Saturday, August 29, 2020

A FAINT COLD FEAR by Robert Daley

 Finished Fr 8/28/20

This is one of my ancient paperbacks and there is no notation on the flyleaf if I had ever read it.

Robert Daley is the gold standard for 'the cop procedural' and this is one of my favorite genres.

Robert Daley served as Deputy Commissioner of the New York City Police Department in 1971-72. He was born in 1930 and he is still alive. The author's page at Wikipedia:

https://en.wikipedia.org/wiki/Robert_Daley

The novel is mostly set in Columbia and South America. Ray Douglas was the head of a New York police narcotics division and he was kind of banished to South America due to an internecine 'turf battle' after a huge heroin bust. The novel is set in the 80's and was at the beginning of The War On Drugs and federal, state, and city agencies were fighting as to who would handle the planning and logistics of the operations. 
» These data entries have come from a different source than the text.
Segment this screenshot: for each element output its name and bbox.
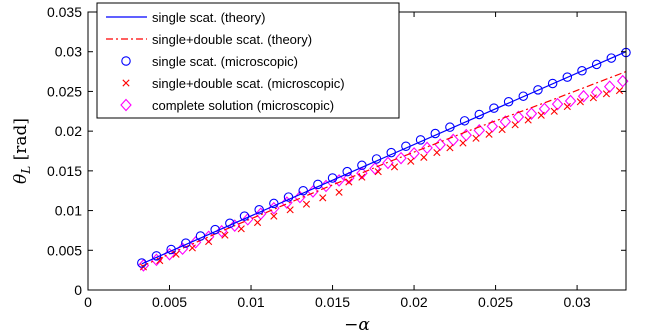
y-tick-label: 0.035 — [47, 4, 82, 20]
y-tick-label: 0.01 — [55, 203, 82, 219]
legend-label: complete solution (microscopic) — [152, 98, 334, 113]
legend-label: single scat. (microscopic) — [152, 54, 298, 69]
x-tick-label: 0.01 — [237, 294, 264, 310]
y-axis-label-unit: [rad] — [11, 118, 31, 166]
x-tick-label: 0.015 — [315, 294, 350, 310]
x-tick-label: 0.03 — [563, 294, 590, 310]
legend-label: single+double scat. (theory) — [152, 32, 312, 47]
x-tick-label: 0.025 — [478, 294, 513, 310]
y-tick-label: 0.02 — [55, 123, 82, 139]
y-tick-label: 0 — [74, 282, 82, 298]
y-axis-label: θL [rad] — [11, 118, 33, 184]
y-axis-label-main: θ — [11, 174, 31, 184]
legend: single scat. (theory) single+double scat.… — [97, 3, 399, 118]
y-axis-label-sub: L — [19, 166, 33, 175]
x-tick-label: 0.005 — [152, 294, 187, 310]
legend-label: single scat. (theory) — [152, 10, 265, 25]
y-tick-label: 0.015 — [47, 163, 82, 179]
legend-entry: single+double scat. (microscopic) — [123, 76, 345, 91]
legend-entry: complete solution (microscopic) — [121, 98, 334, 113]
y-tick-label: 0.005 — [47, 242, 82, 258]
x-tick-label: 0.02 — [400, 294, 427, 310]
x-tick-label: 0 — [84, 294, 92, 310]
legend-label: single+double scat. (microscopic) — [152, 76, 345, 91]
x-axis-label: −α — [344, 315, 370, 333]
y-tick-label: 0.025 — [47, 83, 82, 99]
y-tick-label: 0.03 — [55, 44, 82, 60]
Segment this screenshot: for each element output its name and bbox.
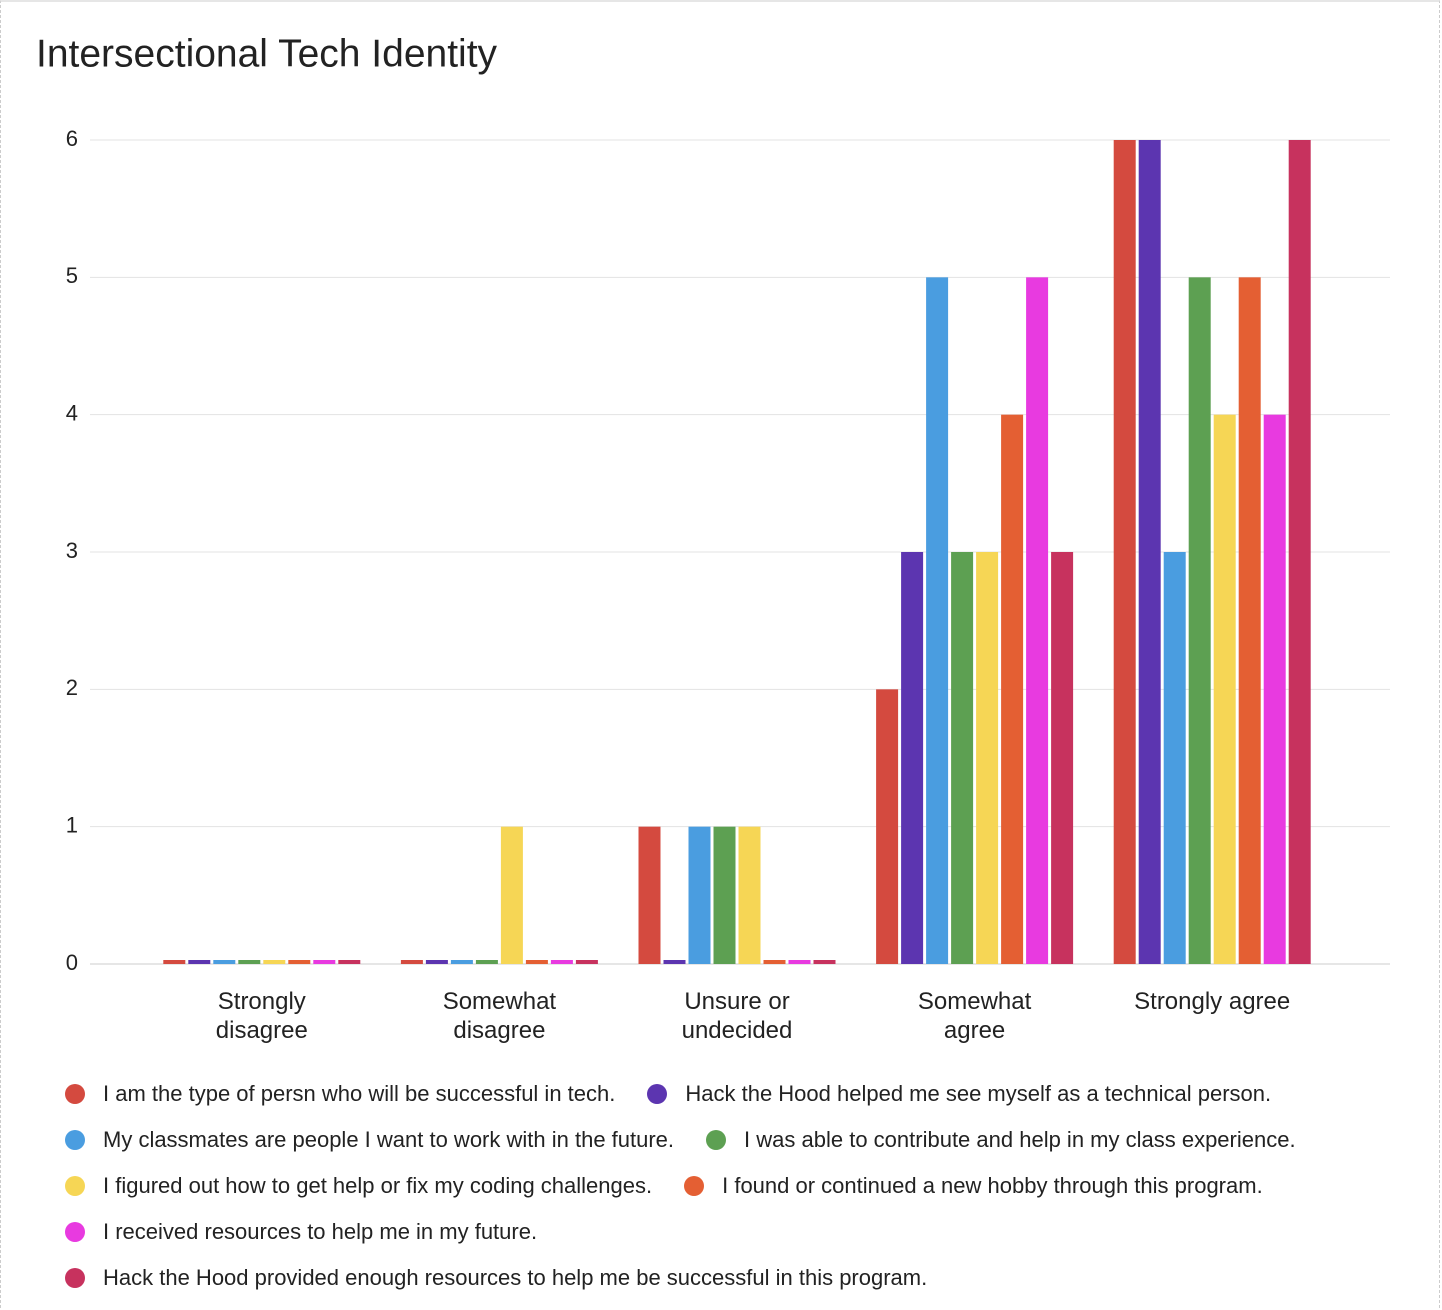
legend-label: My classmates are people I want to work … [103,1127,675,1152]
bar [338,960,361,964]
y-tick-label: 5 [66,263,78,288]
legend-swatch [647,1084,668,1104]
bar [400,960,423,964]
legend-swatch [706,1130,727,1150]
bar [1001,414,1024,965]
legend-label: I am the type of persn who will be succe… [103,1081,616,1106]
bar [238,960,261,964]
legend-label: Hack the Hood helped me see myself as a … [685,1081,1272,1106]
bar [188,960,211,964]
y-tick-label: 0 [66,950,78,975]
bar [525,960,548,964]
y-tick-label: 2 [66,675,78,700]
bar [1163,552,1186,964]
x-tick-label: Somewhat agree [917,988,1032,1044]
legend-item: I am the type of persn who will be succe… [65,1071,615,1117]
bar [288,960,311,964]
bar [1113,140,1136,964]
legend-item: I found or continued a new hobby through… [684,1163,1263,1209]
bar [1051,552,1074,964]
bar [738,826,761,964]
bar [1188,277,1211,964]
y-tick-label: 4 [66,400,78,425]
x-tick-label: Strongly agree [1134,988,1291,1015]
y-tick-label: 3 [66,538,78,563]
bar [213,960,236,964]
legend-item: I received resources to help me in my fu… [65,1209,537,1255]
legend-swatch [65,1130,85,1150]
bar [763,960,786,964]
bar [425,960,448,964]
bar [1213,414,1236,965]
bar [1026,277,1049,964]
legend-item: Hack the Hood provided enough resources … [65,1255,927,1301]
bar [313,960,336,964]
legend-item: I figured out how to get help or fix my … [65,1163,652,1209]
bar [500,826,523,964]
bar [713,826,736,964]
legend-swatch [684,1176,705,1196]
bar [163,960,186,964]
legend-label: I was able to contribute and help in my … [744,1127,1296,1152]
bar [638,826,661,964]
bar [450,960,473,964]
bar [550,960,573,964]
bar [1263,414,1286,965]
y-tick-label: 1 [66,812,78,837]
legend-swatch [65,1222,85,1242]
legend-label: I received resources to help me in my fu… [103,1219,538,1244]
bar [475,960,498,964]
bar [263,960,286,964]
bar [813,960,836,964]
bar [951,552,974,964]
x-tick-label: Strongly disagree [215,988,308,1044]
bar [876,689,899,964]
x-tick-label: Unsure or undecided [681,988,793,1044]
bar [1138,140,1161,964]
bar [1288,140,1311,964]
legend-swatch [65,1176,85,1196]
chart-title: Intersectional Tech Identity [36,32,498,75]
legend-swatch [65,1084,85,1104]
bar [575,960,598,964]
legend-item: Hack the Hood helped me see myself as a … [647,1071,1271,1117]
y-tick-label: 6 [66,126,78,151]
x-tick-label: Somewhat disagree [442,988,557,1044]
legend: I am the type of persn who will be succe… [65,1071,1400,1301]
bar [901,552,924,964]
legend-label: I found or continued a new hobby through… [722,1173,1263,1198]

Douglas is sent to Columbia and it's left to him as to what to due. He is like a fish out of water and the drug kingpins of South America have completely bought the local governments and police forces and pretty much run the show. These men are ruthless criminals, but run their operations like they were CEO's of major international companies. 

Jane Fox is another 'fish out of water'. She is an investigative journalist and fights to be stationed to cover the South American drug operations. In the 80's women were fighting for their place in the workplace and she knows that if she had been a man, nothing would stand in her way, but since she's a woman she is scrutinized far more closely.  And, she is in a stale marriage and has outgrown her husband's outdated values and views on women. And, Jane and Ray are almost destined to fall in love.  Ray is a recent widower and he falls the hardest. He has grown children and he really loved his dead wife, but now it's time to begin again. 

Because Jane is pretty she is able to form relationships with at least one of the drug kingpins. And, late in the novel she is kidnapped by one of the drug lords. Ray moves heaven and earth to orchestrate the various agencies to work to get her back. He is successful and although she had second thoughts and was thinking of reunited with her husband, but on the last page you learn that she is going through with her divorce and she will be with Ray Douglas. 

A quote from the author at the book's page at Amazon Books:

"... Much later I served as an NYPD Deputy Commissioner, ducking under the yellow tape to get as close to the crime scenes as possible, and on that experience I based a number of the novels that were to come. I wrote also about bullfighting, opera, grand prix racing, France, wine, treasure diving, for I plunged into all those worlds as well, plunged all the way to the end if possible, where I stood around gawking for a time, then wrote as accurately as I could, whether in fiction or non-fiction about what I had found. There is a price exacted of those who ignore traffic signs. I paid it in fear, defeat, humiliation, even in lawsuits. But other times I reaped an incredible profusion of excitement and delight—and also made a good living. To keep my enthusiasm high, I had to keep discovering new worlds, new people, for otherwise writing is hard, hard, hard, sometimes impossible. There were so many strange doors out there, all of them strangely ajar, at least to a writer. One had only to lean a little and they would open and whatever was behind them would be revealed. It’s all in this book. This is my story."

I liked the book and I found another novel on the shelves by Daley which I plan to read.